Margaret Atwood
As a child, I was a hopeless bleeding heart. I would coddle the bunnies brought in by my cat in the middle of the night, wrapping them in towels and placing them in shoeboxes, only to find in the morning that they had died of shock. It was the same story with the birds that whanged into windows: Despite having been tenderly placed in woolen socks, few survived to fly again.

Although I was given a toy nurse kit, I wasn't interested in malingering dolls requiring sickbeds. What I wanted was instant resurrection, a magic wand that would restore life and health with one swift wave.

As you might suppose, I was also a sucker for Brownies and their songs. I can't remember whether I was a cheerful Gnome, helping mothers in their homes, or one of the laughing Elves, helping others, not themselves, or a frisky Pixie, helping mothers in their fixes. No matter; I absorbed these messages like blotting paper. I might as well have had the official motto, "Lend a hand," engraved on my forehead. If I saw an old lady standing on a corner, I knew it was my bounden duty to haul her across the street. The Me Generation probably grew out of its rejection of the Others First generation, namely mine.

As an adult, I did develop some restraint, but only some. My sister used to tell me, "I'm not asking you to do anything; just listen," but my fingers would start itching—I had such helpful ideas!—and sooner or later, out would come the towel and the shoebox, and whoever had shared their troubles with me would be wrapped up and popped into a container made of my excellent suggestions, from which I would expect them to emerge whole and rejoicing the very next day.

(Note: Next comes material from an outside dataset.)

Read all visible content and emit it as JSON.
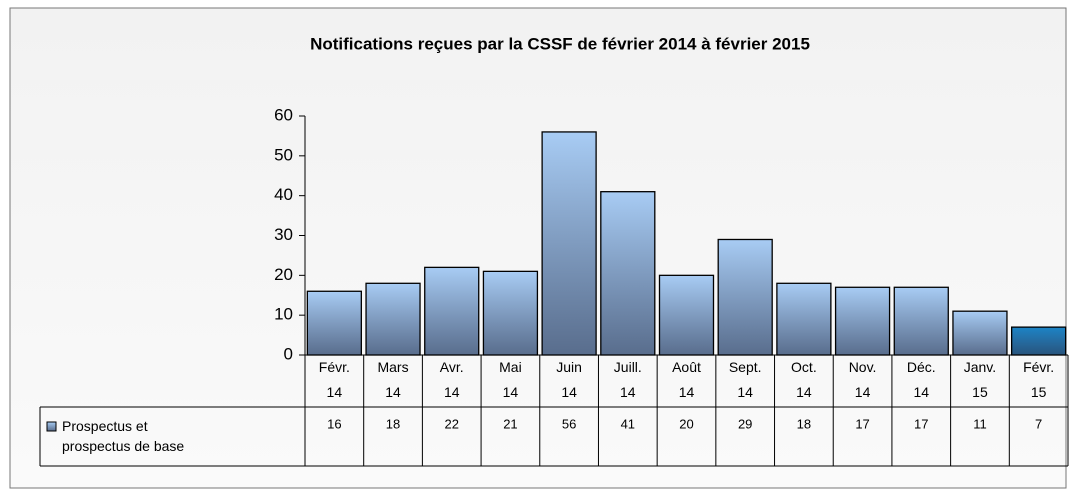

It was a replay of the rabbits. Sometimes, true, I got results, but mostly I just got the same walking wounded I'd started with, plus an extra dollop of dismay and guilt.

All this came to a head on one unpleasant occasion. My friend X turned up in the kitchen with a tale of woe. Our mutual friend Y, he said, was drinking way too much—she'd go through two bottles of Scotch in one day.

I knew about Y's drinking, and also about the fact that she would heave you out of her house if you even mentioned it. I knew I didn't have a clue as to what to do. I said all this. X gazed at me mournfully. In that case, he said, the death of Y would be on my hands, and mine alone.

Bullshit is a useful word, but I did not use it. Y was a mother figure, and she was in a fix. How could a well-meaning Pixie such as myself do nothing? I said cautiously that I would go so far as to phone Y's daughter and tell her that many of Y's friends were very concerned, and were standing by if needed, to—you guessed it—lend a hand.

In due course, this conversation was reported to Y. The result was a volcanic explosion of rage and bile, aimed at me and shared with everyone we both knew. After a period of wincing and dodging the fallout, I finally got the message.

Aha, I thought. Some old ladies prefer their corners. They feel safer there. If they want help getting across the street, they'll ask for it. Meanwhile, quit thinking you have to be the proactive Tooth Fairy to the world. Just listen.